I was one of those A students, as well, a major people pleaser. I didn’t start out that way. I wish I hadn’t been so afraid to fail when I was younger. It was when I worked at the chemical plant that I finally heard someone say “If you never make a mistake, it means you’re not doing anything.” Fortunately, we didn’t “learn to the test” when I was in school, not even the SAT. I had heard they were revising it to discourage all of the training for it, which I think would be great, so I was disappointed to read about the email your son received. Good luck to all of you on this next leg of his educational adventure!


Wolf Pascoe March 22, 2014 at 1:00 pm

We’re hoping for lots of teachers like Miss Frizzle: “Take risks, make mistakes, get messy!”


Kate April 17, 2014 at 4:04 pm

Years ago, when these tests were less, I spent a couple months as a grader. In a couple days we were trained to their rubric. After that, we read. Two readers for each essay. If we disagreed (our answers bubbled, just like the kids), a third or even fourth reader would join the silent circle with a number two pencil. It was not a fun job. My heart broke when a kid had barely managed to scribble two illegible words onto the page (or had written in Spanish which, unless you were given the bilingual test, resulted in a zero). A very few soared.

In one week, my eight year old will have sat through her first ‘high stakes’ test. Four hours each on two day. Everything since January has lead here. 3 full practice tests. Several more with less of the ridiculous structural requirements. (staff, schedule, etc) I am furious at the whole thing.

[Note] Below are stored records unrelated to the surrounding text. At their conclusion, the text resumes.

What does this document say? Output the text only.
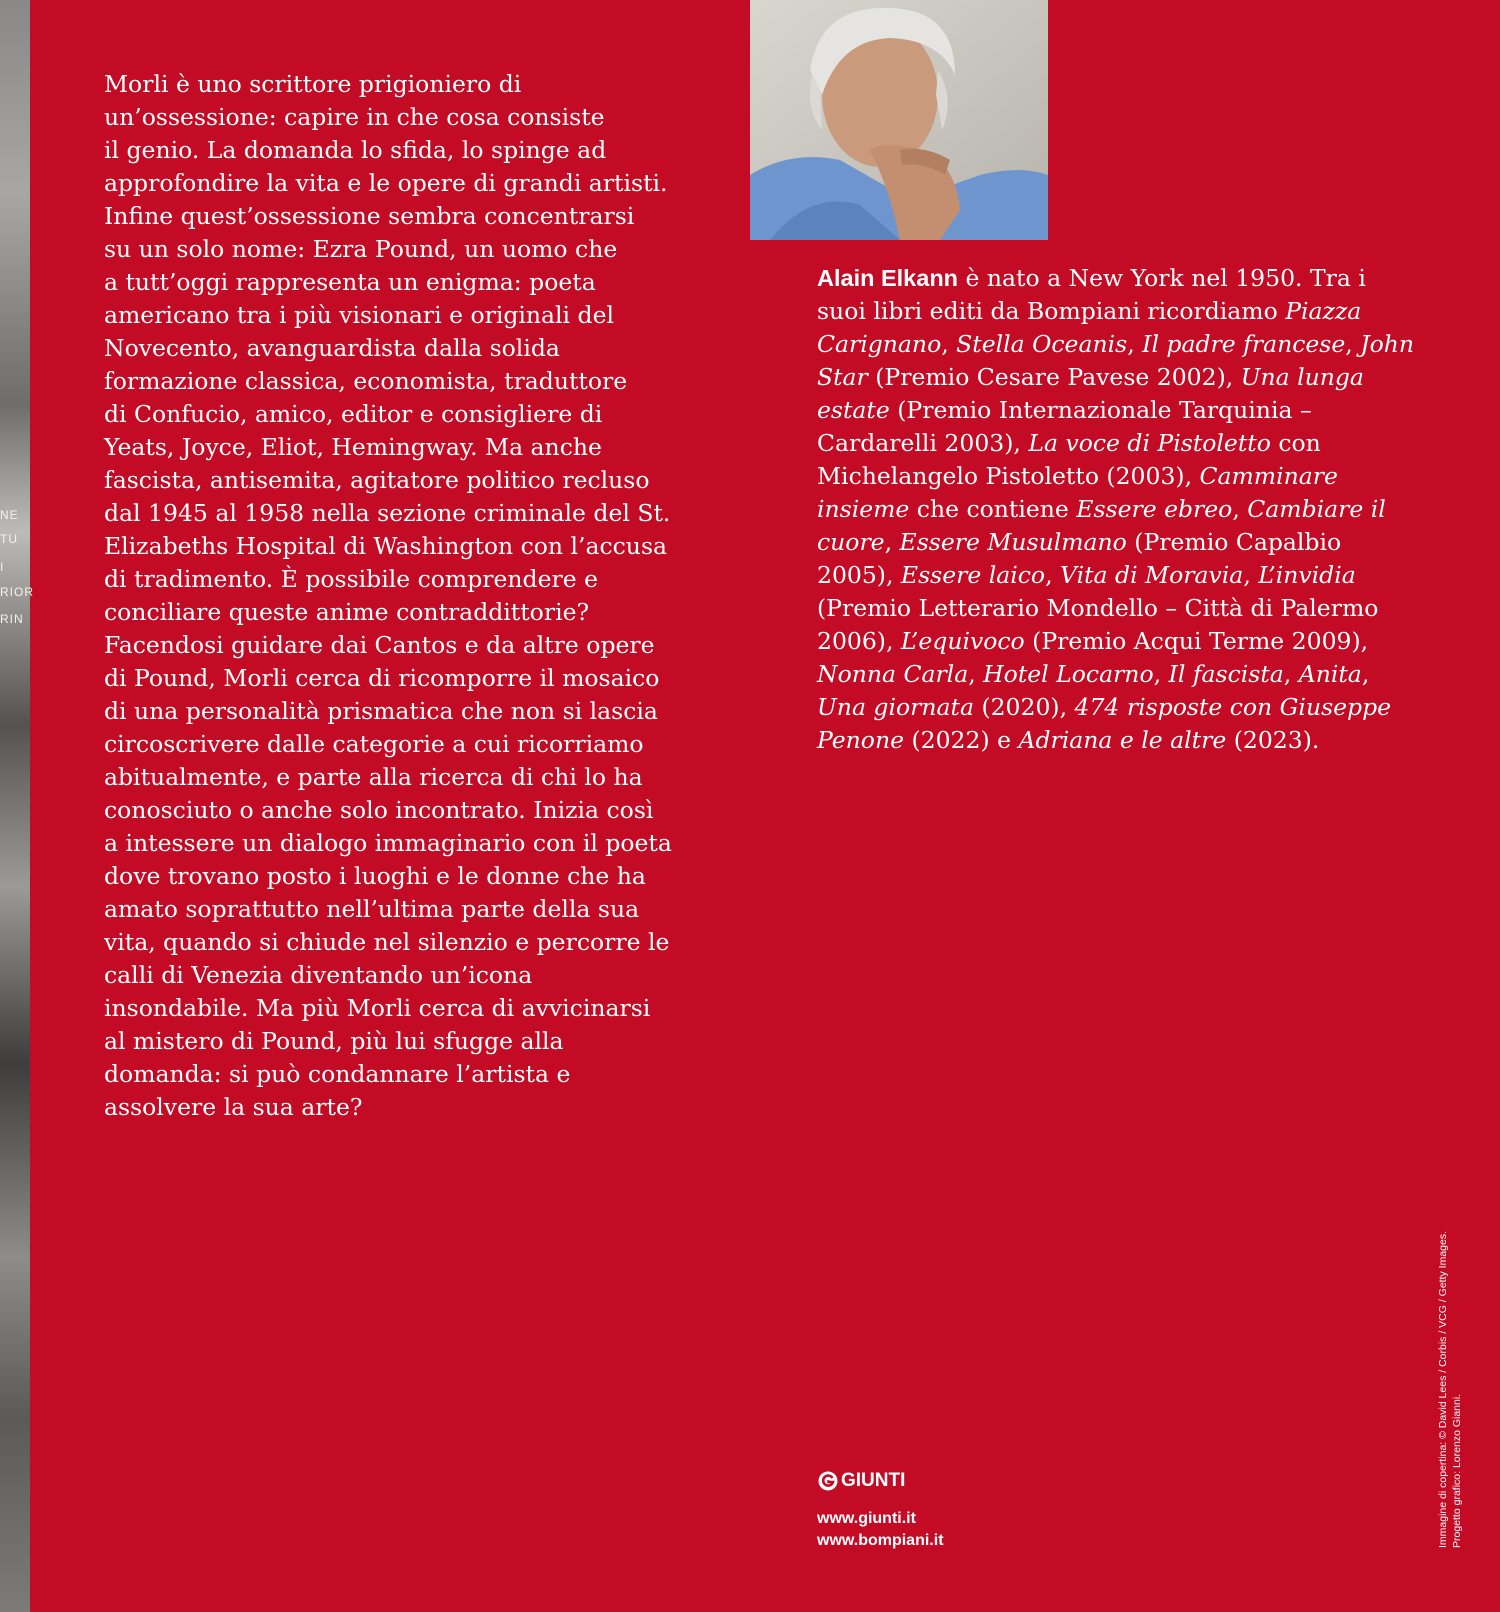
NE
TU
I
RIOR
RIN

Morli è uno scrittore prigioniero di
un’ossessione: capire in che cosa consiste
il genio. La domanda lo sfida, lo spinge ad
approfondire la vita e le opere di grandi artisti.
Infine quest’ossessione sembra concentrarsi
su un solo nome: Ezra Pound, un uomo che
a tutt’oggi rappresenta un enigma: poeta
americano tra i più visionari e originali del
Novecento, avanguardista dalla solida
formazione classica, economista, traduttore
di Confucio, amico, editor e consigliere di
Yeats, Joyce, Eliot, Hemingway. Ma anche
fascista, antisemita, agitatore politico recluso
dal 1945 al 1958 nella sezione criminale del St.
Elizabeths Hospital di Washington con l’accusa
di tradimento. È possibile comprendere e
conciliare queste anime contraddittorie?
Facendosi guidare dai Cantos e da altre opere
di Pound, Morli cerca di ricomporre il mosaico
di una personalità prismatica che non si lascia
circoscrivere dalle categorie a cui ricorriamo
abitualmente, e parte alla ricerca di chi lo ha
conosciuto o anche solo incontrato. Inizia così
a intessere un dialogo immaginario con il poeta
dove trovano posto i luoghi e le donne che ha
amato soprattutto nell’ultima parte della sua
vita, quando si chiude nel silenzio e percorre le
calli di Venezia diventando un’icona
insondabile. Ma più Morli cerca di avvicinarsi
al mistero di Pound, più lui sfugge alla
domanda: si può condannare l’artista e
assolvere la sua arte?

Alain Elkann è nato a New York nel 1950. Tra i suoi libri editi da Bompiani ricordiamo Piazza Carignano, Stella Oceanis, Il padre francese, John Star (Premio Cesare Pavese 2002), Una lunga estate (Premio Internazionale Tarquinia – Cardarelli 2003), La voce di Pistoletto con Michelangelo Pistoletto (2003), Camminare insieme che contiene Essere ebreo, Cambiare il cuore, Essere Musulmano (Premio Capalbio 2005), Essere laico, Vita di Moravia, L’invidia (Premio Letterario Mondello – Città di Palermo 2006), L’equivoco (Premio Acqui Terme 2009), Nonna Carla, Hotel Locarno, Il fascista, Anita, Una giornata (2020), 474 risposte con Giuseppe Penone (2022) e Adriana e le altre (2023).

GIUNTI
www.giunti.it
www.bompiani.it	Immagine di copertina: © David Lees / Corbis / VCG / Getty Images. Progetto grafico: Lorenzo Gianni.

The teachers are judged and rewarded on the student’s results. Bonuses are handed out. Their ‘successes’ and ‘failures’ are printed in the paper, so we can see who is a capable teacher of test prep. And so the teachers are terrified and pass that along. Education and terror go so well together.

The biggest thing my daughter learned this year? That she is a cog in the machinery and so those in power will try to use her to their benefit. But she doesn’t have to buy into their BS.

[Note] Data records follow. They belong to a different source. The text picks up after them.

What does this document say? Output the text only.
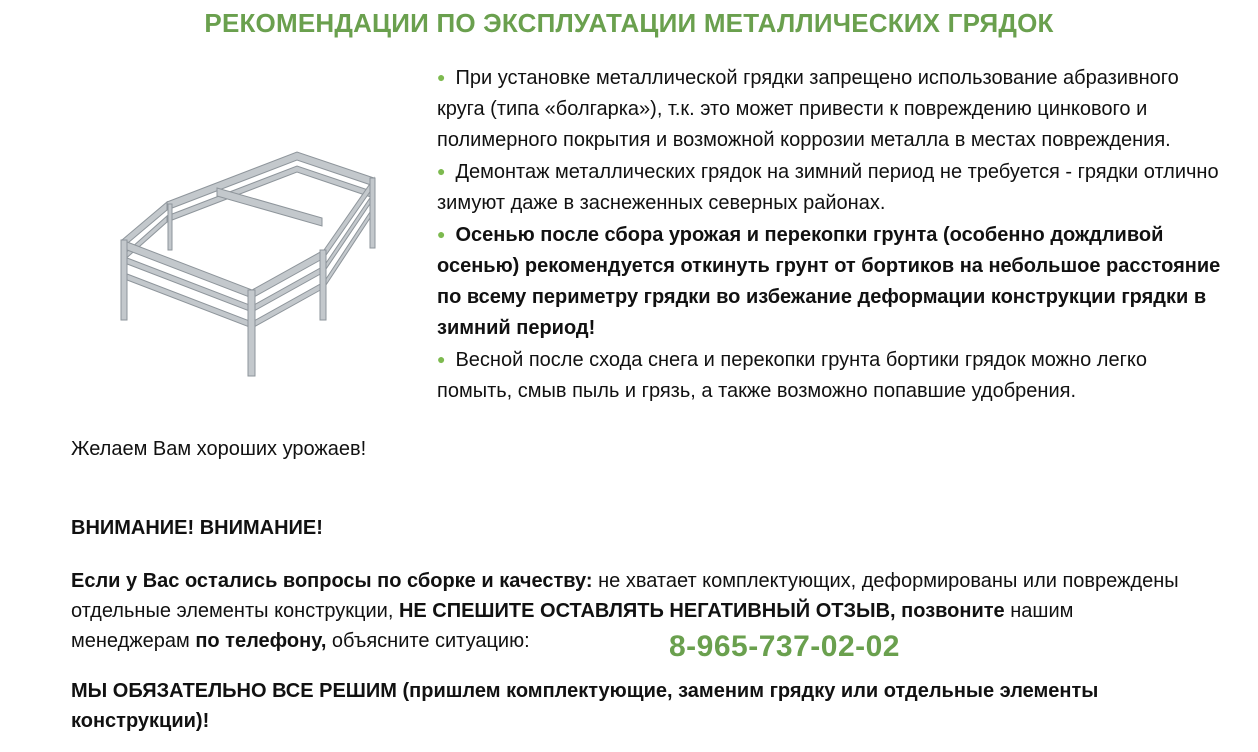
РЕКОМЕНДАЦИИ ПО ЭКСПЛУАТАЦИИ МЕТАЛЛИЧЕСКИХ ГРЯДОК

● При установке металлической грядки запрещено использование абразивного круга (типа «болгарка»), т.к. это может привести к повреждению цинкового и полимерного покрытия и возможной коррозии металла в местах повреждения.

● Демонтаж металлических грядок на зимний период не требуется - грядки отлично зимуют даже в заснеженных северных районах.

● Осенью после сбора урожая и перекопки грунта (особенно дождливой осенью) рекомендуется откинуть грунт от бортиков на небольшое расстояние по всему периметру грядки во избежание деформации конструкции грядки в зимний период!

● Весной после схода снега и перекопки грунта бортики грядок можно легко помыть, смыв пыль и грязь, а также возможно попавшие удобрения.

Желаем Вам хороших урожаев!
ВНИМАНИЕ! ВНИМАНИЕ!
Если у Вас остались вопросы по сборке и качеству: не хватает комплектующих, деформированы или повреждены отдельные элементы конструкции, НЕ СПЕШИТЕ ОСТАВЛЯТЬ НЕГАТИВНЫЙ ОТЗЫВ, позвоните нашим менеджерам по телефону, объясните ситуацию:	8-965-737-02-02
МЫ ОБЯЗАТЕЛЬНО ВСЕ РЕШИМ (пришлем комплектующие, заменим грядку или отдельные элементы конструкции)!
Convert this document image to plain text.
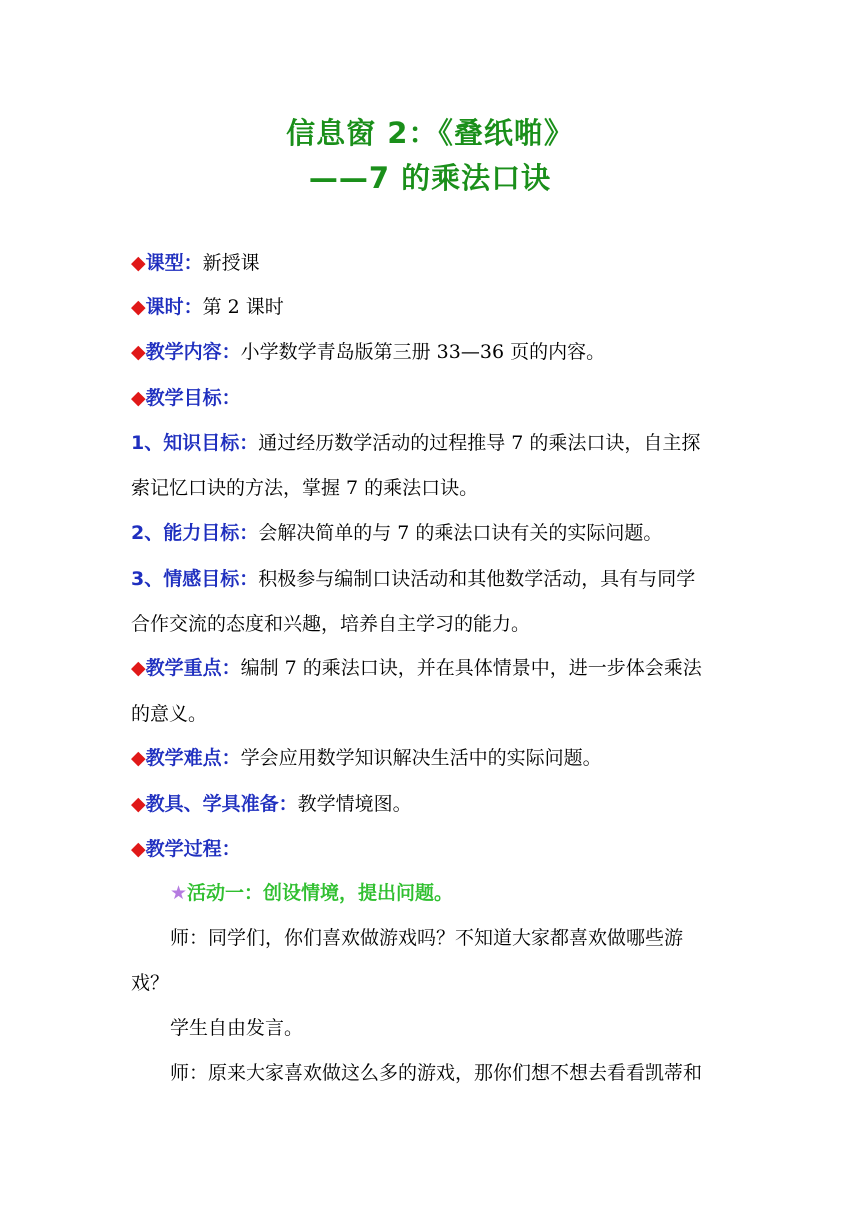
信息窗 2：《叠纸啪》
——7 的乘法口诀
◆课型：新授课
◆课时：第 2 课时
◆教学内容：小学数学青岛版第三册 33—36 页的内容。
◆教学目标：
1、知识目标：通过经历数学活动的过程推导 7 的乘法口诀，自主探
索记忆口诀的方法，掌握 7 的乘法口诀。
2、能力目标：会解决简单的与 7 的乘法口诀有关的实际问题。
3、情感目标：积极参与编制口诀活动和其他数学活动，具有与同学
合作交流的态度和兴趣，培养自主学习的能力。
◆教学重点：编制 7 的乘法口诀，并在具体情景中，进一步体会乘法
的意义。
◆教学难点：学会应用数学知识解决生活中的实际问题。
◆教具、学具准备：教学情境图。
◆教学过程：
★活动一：创设情境，提出问题。
师：同学们，你们喜欢做游戏吗？不知道大家都喜欢做哪些游
戏？
学生自由发言。
师：原来大家喜欢做这么多的游戏，那你们想不想去看看凯蒂和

And also that everyone in school is stressed to the point of being physically sick.

I looked at private options. Unless I want to drive hours, they too are stress factories.

So I am left with a choice – to continue with our well meaning but deeply flawed school where my girls will learn that people come from more backgrounds than I dreamed possible at that age — or to homeschool where we can be passionate about learning and deeply engaged (though would it work or would we bicker and fall to pieces?).

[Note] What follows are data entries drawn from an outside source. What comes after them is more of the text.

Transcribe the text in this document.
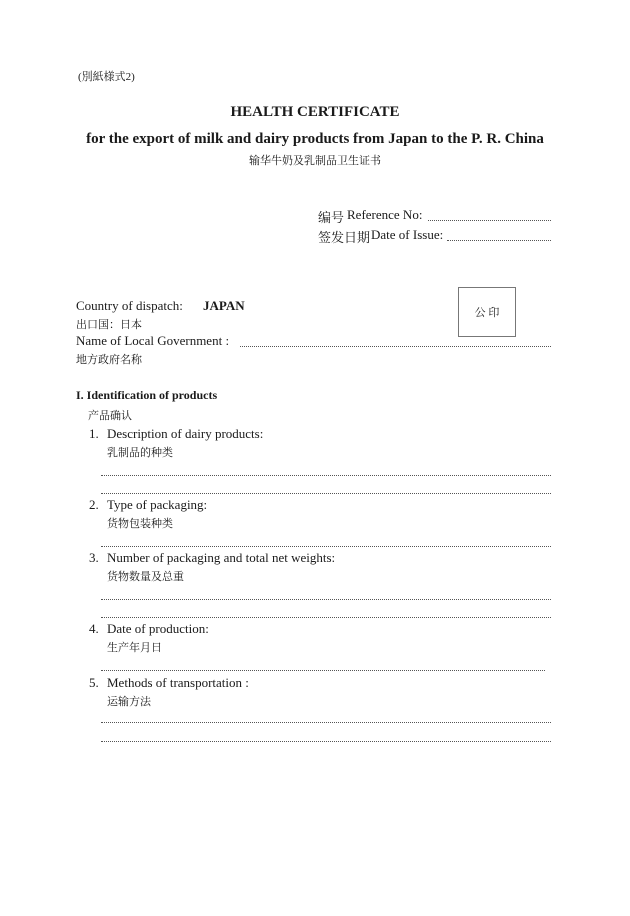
(別紙様式2)
HEALTH CERTIFICATE
for the export of milk and dairy products from Japan to the P. R. China
输华牛奶及乳制品卫生证书
编号 Reference No:
签发日期 Date of Issue:
Country of dispatch: JAPAN
出口国：日本
公 印
Name of Local Government :
地方政府名称
I. Identification of products
产品确认
1. Description of dairy products:
乳制品的种类
2. Type of packaging:
货物包装种类
3. Number of packaging and total net weights:
货物数量及总重
4. Date of production:
生产年月日
5. Methods of transportation :
运输方法
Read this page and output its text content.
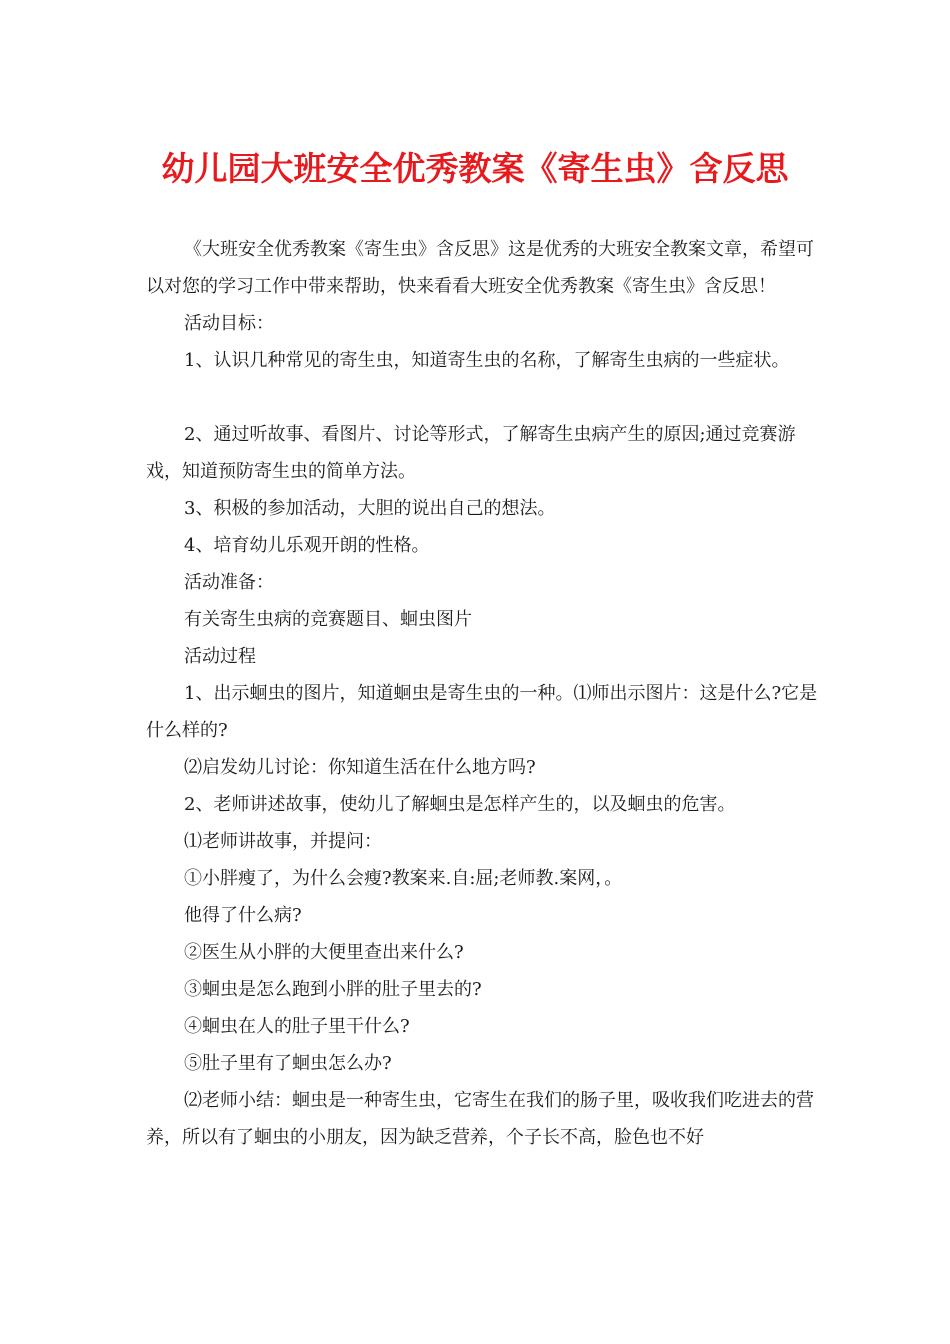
幼儿园大班安全优秀教案《寄生虫》含反思

《大班安全优秀教案《寄生虫》含反思》这是优秀的大班安全教案文章，希望可以对您的学习工作中带来帮助，快来看看大班安全优秀教案《寄生虫》含反思！

活动目标：

1、认识几种常见的寄生虫，知道寄生虫的名称，了解寄生虫病的一些症状。

2、通过听故事、看图片、讨论等形式，了解寄生虫病产生的原因;通过竞赛游戏，知道预防寄生虫的简单方法。

3、积极的参加活动，大胆的说出自己的想法。

4、培育幼儿乐观开朗的性格。

活动准备：

有关寄生虫病的竞赛题目、蛔虫图片

活动过程

1、出示蛔虫的图片，知道蛔虫是寄生虫的一种。⑴师出示图片：这是什么?它是什么样的?

⑵启发幼儿讨论：你知道生活在什么地方吗?

2、老师讲述故事，使幼儿了解蛔虫是怎样产生的，以及蛔虫的危害。

⑴老师讲故事，并提问：

①小胖瘦了，为什么会瘦?教案来.自:屈;老师教.案网，。

他得了什么病?

②医生从小胖的大便里查出来什么?

③蛔虫是怎么跑到小胖的肚子里去的?

④蛔虫在人的肚子里干什么?

⑤肚子里有了蛔虫怎么办?

⑵老师小结：蛔虫是一种寄生虫，它寄生在我们的肠子里，吸收我们吃进去的营养，所以有了蛔虫的小朋友，因为缺乏营养，个子长不高，脸色也不好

I want the expansive social world AND a childhood of awe and wonder. I fear I ask too much.


Wolf Pascoe April 20, 2014 at 8:29 am

Sigh. The weight of our corporatized state bends our camel’s back ever closer to the snapping point. The problem with individual choices in such an environment is this: to be an individual you have to take on the whole world, and so you must pick your battles carefully.


Kate April 20, 2014 at 8:49 am

I fear I stand in the middle of several battle fields and the only way out is through one of them. Onward, my brave warriors!